En la semana en la que se conmemoraban los veinte años murió de complicaciones respiratorias Abed al Rashid, que ayudó a enterrar las víctimas. Hace una semana, cuando se preparaban las conmemoraciones del trigésimo aniversario, fue Layla Habibulah. Es la centésima víctima en morir desde que la asociación comenzó a llevar las cuentas en el 2003.

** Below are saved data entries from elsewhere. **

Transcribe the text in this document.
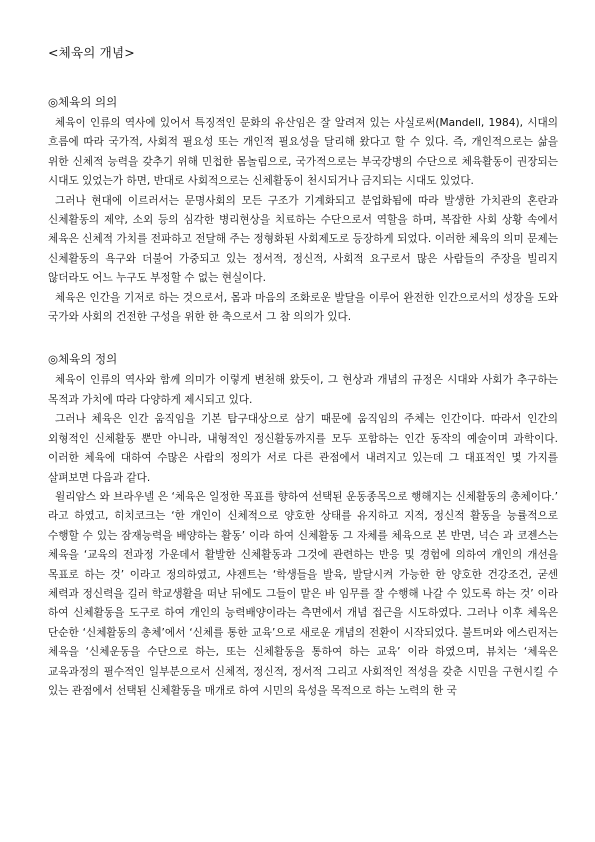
<체육의 개념>
◎체육의 의의

체육이 인류의 역사에 있어서 특징적인 문화의 유산임은 잘 알려져 있는 사실로써(Mandell, 1984), 시대의 흐름에 따라 국가적, 사회적 필요성 또는 개인적 필요성을 달리해 왔다고 할 수 있다. 즉, 개인적으로는 삶을 위한 신체적 능력을 갖추기 위해 민첩한 몸놀림으로, 국가적으로는 부국강병의 수단으로 체육활동이 권장되는 시대도 있었는가 하면, 반대로 사회적으로는 신체활동이 천시되거나 금지되는 시대도 있었다.

그러나 현대에 이르러서는 문명사회의 모든 구조가 기계화되고 분업화됨에 따라 발생한 가치관의 혼란과 신체활동의 제약, 소외 등의 심각한 병리현상을 치료하는 수단으로서 역할을 하며, 복잡한 사회 상황 속에서 체육은 신체적 가치를 전파하고 전달해 주는 정형화된 사회제도로 등장하게 되었다. 이러한 체육의 의미 문제는 신체활동의 욕구와 더불어 가중되고 있는 정서적, 정신적, 사회적 요구로서 많은 사람들의 주장을 빌리지 않더라도 어느 누구도 부정할 수 없는 현실이다.

체육은 인간을 기저로 하는 것으로서, 몸과 마음의 조화로운 발달을 이루어 완전한 인간으로서의 성장을 도와 국가와 사회의 건전한 구성을 위한 한 축으로서 그 참 의의가 있다.

◎체육의 정의

체육이 인류의 역사와 함께 의미가 이렇게 변천해 왔듯이, 그 현상과 개념의 규정은 시대와 사회가 추구하는 목적과 가치에 따라 다양하게 제시되고 있다.

그러나 체육은 인간 움직임을 기본 탐구대상으로 삼기 때문에 움직임의 주체는 인간이다. 따라서 인간의 외형적인 신체활동 뿐만 아니라, 내형적인 정신활동까지를 모두 포함하는 인간 동작의 예술이며 과학이다. 이러한 체육에 대하여 수많은 사람의 정의가 서로 다른 관점에서 내려지고 있는데 그 대표적인 몇 가지를 살펴보면 다음과 같다.

윌리암스 와 브라우넬 은 ‘체육은 일정한 목표를 향하여 선택된 운동종목으로 행해지는 신체활동의 총체이다.’ 라고 하였고, 히치코크는 ‘한 개인이 신체적으로 양호한 상태를 유지하고 지적, 정신적 활동을 능률적으로 수행할 수 있는 잠재능력을 배양하는 활동’ 이라 하여 신체활동 그 자체를 체육으로 본 반면, 넉슨 과 코젠스는 체육을 ‘교육의 전과정 가운데서 활발한 신체활동과 그것에 관련하는 반응 및 경험에 의하여 개인의 개선을 목표로 하는 것’ 이라고 정의하였고, 샤젠트는 ‘학생들을 발육, 발달시켜 가능한 한 양호한 건강조건, 굳센 체력과 정신력을 길러 학교생활을 떠난 뒤에도 그들이 맡은 바 임무를 잘 수행해 나갈 수 있도록 하는 것’ 이라 하여 신체활동을 도구로 하여 개인의 능력배양이라는 측면에서 개념 접근을 시도하였다. 그러나 이후 체육은 단순한 ‘신체활동의 총체’에서 ‘신체를 통한 교육’으로 새로운 개념의 전환이 시작되었다. 불트머와 에스린저는 체육을 ‘신체운동을 수단으로 하는, 또는 신체활동을 통하여 하는 교육’ 이라 하였으며, 뷰치는 ‘체육은 교육과정의 필수적인 일부분으로서 신체적, 정신적, 정서적 그리고 사회적인 적성을 갖춘 시민을 구현시킬 수 있는 관점에서 선택된 신체활동을 매개로 하여 시민의 육성을 목적으로 하는 노력의 한 국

“Aún hay más de 300 desaparecidos de quienes tal vez no sepamos nada. Y está también esa rabia de saber que, excepto en período de elecciones, cuando hay que sacar a relucir la ‘ciudad mártir’, ni las autoridades iraquíes, ni las kurdas, colaboran con lo que falta de la reconstrucción o con las víctimas, que se mueren porque no tienen cómo pagarse los cuidados médicos que requieren las secuelas”, dice Loqman.
Wais cambia el canal de noticias por un programa de música y retira el tubo que le entra por la nariz. Hace cinco años, junto con otras veinte víctimas, interpuso una demanda internacional contra tres empresas francesas que suministraron precursores químicos y construyeron las instalaciones en las que se fabricaron los gases que envenenaron Halabja.
“Todos sabían”, dice. “Los iraníes reportaron el uso de armas químicas, pero Hussein era entonces el dictador bueno y laico, el aliado de Occidente”.
Shyhar, su hijo, lo mira sentado en una esquina de la habitación. Cuando nació, la ciudad ya había comenzado a ser reconstruida. El proceso aún no termina. Ahora tiene la edad que su padre tenía cuando el ataque. Le pregunto qué piensa su generación de todo esto.
“Tratamos de no pensar en eso”, contesta. “¿Cómo podríamos vivir si pensáramos en esas cosas?”.